Investing in Tomorrow

OST’s R&D programs are driven by a desire to improve the safety of our citizens and warfighters while efficiently using taxpayer dollars. From conducting experiments in areas such as spectrum engineering to evaluating emerging technology in support of the Next Generation Air Transportation System, our technology and engineering leadership was built on substantial, above-average investments in laboratory tools and equipment, and that investment continues today.
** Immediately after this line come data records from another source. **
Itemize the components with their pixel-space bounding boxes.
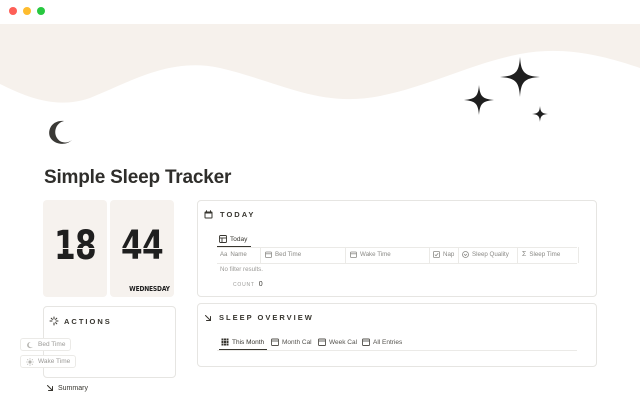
- column-divider: [429, 247, 430, 263]
- empty-state-text: No filter results.: [220, 266, 263, 273]
- column-sleep-time[interactable]: Σ Sleep Time: [522, 251, 560, 258]
- column-divider: [458, 247, 459, 263]
- zoom-window-button[interactable]: [37, 7, 45, 15]
- table-icon: [219, 235, 227, 243]
- today-panel: TODAY Today Aa Name Bed Time Wake Time N…: [197, 200, 597, 297]
- page-cover: [0, 24, 640, 129]
- sparkle-burst-icon: [49, 316, 59, 326]
- column-nap[interactable]: Nap: [433, 251, 454, 258]
- minimize-window-button[interactable]: [23, 7, 31, 15]
- text-icon: Aa: [220, 251, 228, 258]
- column-divider: [578, 247, 579, 263]
- clock-minute: 44: [121, 223, 164, 269]
- close-window-button[interactable]: [9, 7, 17, 15]
- moon-icon: [26, 341, 34, 349]
- arrow-down-right-icon: [204, 314, 212, 322]
- column-divider: [517, 247, 518, 263]
- summary-toggle[interactable]: Summary: [46, 384, 88, 392]
- table-top-border: [217, 247, 577, 248]
- count-value: 0: [258, 281, 263, 288]
- clock-minute-card: 44 WEDNESDAY: [110, 200, 174, 297]
- formula-icon: Σ: [522, 251, 527, 258]
- sparkle-icon: [464, 57, 548, 122]
- column-divider: [345, 247, 346, 263]
- column-sleep-quality[interactable]: Sleep Quality: [462, 251, 509, 258]
- count-label: COUNT: [233, 281, 255, 288]
- checkbox-icon: [433, 251, 440, 258]
- table-header-border: [217, 263, 577, 264]
- today-title: TODAY: [220, 210, 256, 219]
- page-title: Simple Sleep Tracker: [44, 167, 232, 188]
- column-name[interactable]: Aa Name: [220, 251, 247, 258]
- calendar-icon: [271, 338, 279, 346]
- clock-split-line: [43, 248, 107, 249]
- select-icon: [462, 251, 469, 258]
- tab-week-cal[interactable]: Week Cal: [318, 338, 357, 346]
- bed-time-button[interactable]: Bed Time: [20, 338, 72, 351]
- tab-this-month[interactable]: This Month: [221, 338, 264, 346]
- calendar-icon: [350, 251, 357, 258]
- actions-title: ACTIONS: [64, 316, 112, 326]
- tabs-border: [217, 350, 577, 351]
- overview-title: SLEEP OVERVIEW: [219, 313, 314, 322]
- wake-time-button[interactable]: Wake Time: [20, 355, 77, 368]
- sleep-overview-panel: SLEEP OVERVIEW This Month Month Cal Week…: [197, 303, 597, 367]
- column-wake-time[interactable]: Wake Time: [350, 251, 391, 258]
- summary-label: Summary: [58, 384, 88, 392]
- tab-today-label: Today: [230, 235, 248, 243]
- clock-split-line: [110, 248, 174, 249]
- window-controls: [9, 7, 45, 15]
- tab-all-entries[interactable]: All Entries: [362, 338, 402, 346]
- tab-today[interactable]: Today: [219, 235, 247, 243]
- wake-time-label: Wake Time: [38, 358, 71, 365]
- count-summary: COUNT 0: [233, 281, 263, 288]
- grid-icon: [221, 338, 229, 346]
- clock-hour: 18: [54, 223, 97, 269]
- tab-month-cal[interactable]: Month Cal: [271, 338, 312, 346]
- sun-icon: [26, 357, 34, 366]
- calendar-icon: [362, 338, 370, 346]
- clock-hour-card: 18: [43, 200, 107, 297]
- calendar-icon: [204, 210, 213, 219]
- column-bed-time[interactable]: Bed Time: [265, 251, 301, 258]
- arrow-down-right-icon: [46, 384, 54, 392]
- clock-weekday: WEDNESDAY: [129, 285, 170, 293]
- column-divider: [260, 247, 261, 263]
- calendar-icon: [265, 251, 272, 258]
- moon-page-icon[interactable]: [44, 115, 78, 149]
- calendar-icon: [318, 338, 326, 346]
- bed-time-label: Bed Time: [38, 341, 66, 348]
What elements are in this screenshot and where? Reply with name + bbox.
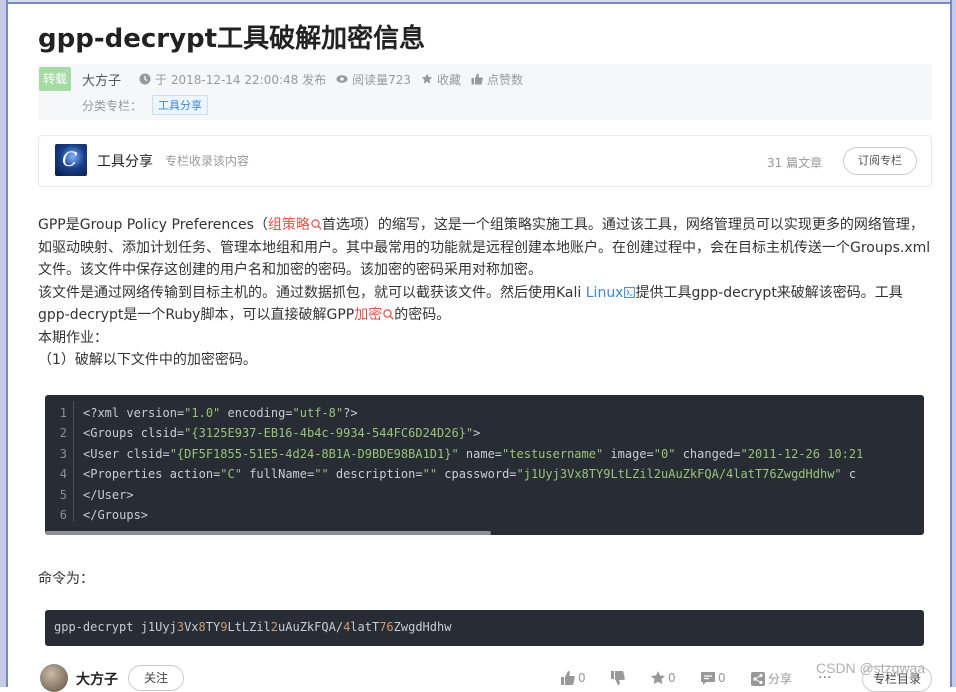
window-frame-left xyxy=(0,0,8,687)
category-label: 分类专栏： xyxy=(82,98,143,113)
line-number: 3 xyxy=(59,446,67,461)
article-title: gpp-decrypt工具破解加密信息 xyxy=(38,24,426,54)
paragraph-2: 该文件是通过网络传输到目标主机的。通过数据抓包，就可以截获该文件。然后使用Kal… xyxy=(38,284,903,324)
category-row: 分类专栏： 工具分享 xyxy=(82,95,209,115)
article-meta: 转载 大方子 于 2018-12-14 22:00:48 发布 阅读量723 收… xyxy=(38,64,932,120)
keyword-link-encryption[interactable]: 加密 xyxy=(354,307,394,323)
article-body: GPP是Group Policy Preferences（组策略 首选项）的缩写，… xyxy=(38,214,932,372)
code-block-xml[interactable]: 1 <?xml version="1.0" encoding="utf-8"?> 2… xyxy=(45,395,924,535)
column-article-count: 31 篇文章 xyxy=(767,156,823,170)
like-button[interactable]: 点赞数 xyxy=(471,71,523,88)
subscribe-column-button[interactable]: 订阅专栏 xyxy=(843,147,917,175)
repost-badge: 转载 xyxy=(39,67,71,91)
code-line-text: </Groups> xyxy=(83,508,149,522)
line-number: 5 xyxy=(59,487,67,502)
favorite-button[interactable]: 收藏 xyxy=(421,71,461,88)
publish-time: 于 2018-12-14 22:00:48 发布 xyxy=(139,71,326,88)
avatar[interactable] xyxy=(40,664,68,692)
watermark: CSDN @stzqwaa xyxy=(816,660,926,676)
line-number-separator xyxy=(73,401,74,521)
line-number: 1 xyxy=(59,406,67,420)
read-count: 阅读量723 xyxy=(336,71,411,88)
keyword-link-linux[interactable]: Linux xyxy=(586,285,636,301)
code-block-command[interactable]: gpp-decrypt j1Uyj3Vx8TY9LtLZil2uAuZkFQA/… xyxy=(45,610,924,646)
bottom-author-name[interactable]: 大方子 xyxy=(76,669,118,689)
code-horizontal-scrollbar[interactable] xyxy=(45,531,491,535)
follow-button[interactable]: 关注 xyxy=(128,665,184,691)
window-frame-top xyxy=(0,0,956,4)
like-action[interactable]: 0 xyxy=(560,670,586,686)
thumb-down-icon xyxy=(611,671,625,685)
column-card[interactable]: C 工具分享 专栏收录该内容 31 篇文章 订阅专栏 xyxy=(38,135,932,187)
comment-icon xyxy=(701,672,715,685)
search-icon xyxy=(383,309,394,320)
code-line-text: <User clsid="{DF5F1855-51E5-4d24-8B1A-D9… xyxy=(83,446,864,461)
column-name[interactable]: 工具分享 xyxy=(97,151,153,171)
category-tag[interactable]: 工具分享 xyxy=(152,95,209,115)
share-action[interactable]: 分享 xyxy=(750,670,792,687)
code-line-text: <Properties action="C" fullName="" descr… xyxy=(83,467,857,482)
thumb-up-icon xyxy=(471,73,483,85)
code-line-text: </User> xyxy=(83,487,134,502)
column-logo: C xyxy=(55,144,87,176)
line-number: 4 xyxy=(59,467,67,482)
keyword-link-group-policy[interactable]: 组策略 xyxy=(268,217,322,233)
paragraph-1: GPP是Group Policy Preferences（组策略 首选项）的缩写，… xyxy=(38,217,931,278)
share-icon xyxy=(751,671,765,686)
favorite-action[interactable]: 0 xyxy=(650,670,676,686)
column-subtitle: 专栏收录该内容 xyxy=(165,154,250,168)
meta-row: 大方子 于 2018-12-14 22:00:48 发布 阅读量723 收藏 点… xyxy=(82,70,533,89)
comment-action[interactable]: 0 xyxy=(700,670,726,686)
code-line-text: <?xml version="1.0" encoding="utf-8"?> xyxy=(83,406,358,420)
star-icon xyxy=(651,671,665,685)
code-line-text: <Groups clsid="{3125E937-EB16-4b4c-9934-… xyxy=(83,426,481,441)
window-frame-right xyxy=(950,0,956,687)
paragraph-4: （1）破解以下文件中的加密密码。 xyxy=(38,352,257,368)
author-name[interactable]: 大方子 xyxy=(82,70,121,89)
paragraph-3: 本期作业： xyxy=(38,329,108,346)
dislike-action[interactable] xyxy=(610,670,628,686)
line-number: 2 xyxy=(59,426,67,441)
eye-icon xyxy=(336,73,348,85)
star-icon xyxy=(421,73,433,85)
command-text: gpp-decrypt j1Uyj3Vx8TY9LtLZil2uAuZkFQA/… xyxy=(54,620,452,634)
thumb-up-icon xyxy=(561,671,575,685)
command-label: 命令为： xyxy=(38,571,94,587)
clock-icon xyxy=(139,73,151,85)
external-link-icon xyxy=(624,286,636,298)
search-icon xyxy=(311,219,322,230)
line-number: 6 xyxy=(59,508,67,522)
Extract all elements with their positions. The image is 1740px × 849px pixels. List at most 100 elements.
Our R&D and engineering activities include:

  • Performing studies, analyses and experimentation in both laboratory and non-laboratory environments as required for science, engineering, and technology efforts.
  • Evaluating unproven technology applications and identifying potential risks.
  • Providing drawing and documentation support service as required by applicable task orders.
  • Assessing manufacturing, production methods, and inspection and test plans.

How We Do it

OST’s years of experience and industry-certified processes have given us a track record of on-time, on-cost systems delivery and performance milestones for many federal customers. We succeed because we combine Subject Matter Experts (SMEs) with team members who will challenge their thinking. We bring in domain experts from other fields with similar education, but different experience to work with our SMEs to challenge the status quo. Driven by our mission-oriented culture, these diverse teams bring to every complex problem a deep understanding of the customer, their missions, engineering best practices, and technological and system constraints. By encouraging cross-discipline knowledge sharing among our SMEs and practitioners — and funding the research and development needed to create new solutions with emerging technology — OST will remain an industry leader federal customers can count on.

OST proposed a new IDLM (Interference, Detection, Location, and Mitigation) program to assist Air Traffic Control System Command Centers (ATCSCC) in managing the national airspace (NAS) at a cost that was one-fifth of that proposed by a large systems integrator. This gave the government the potential to save $500 million in implementation costs across US airports.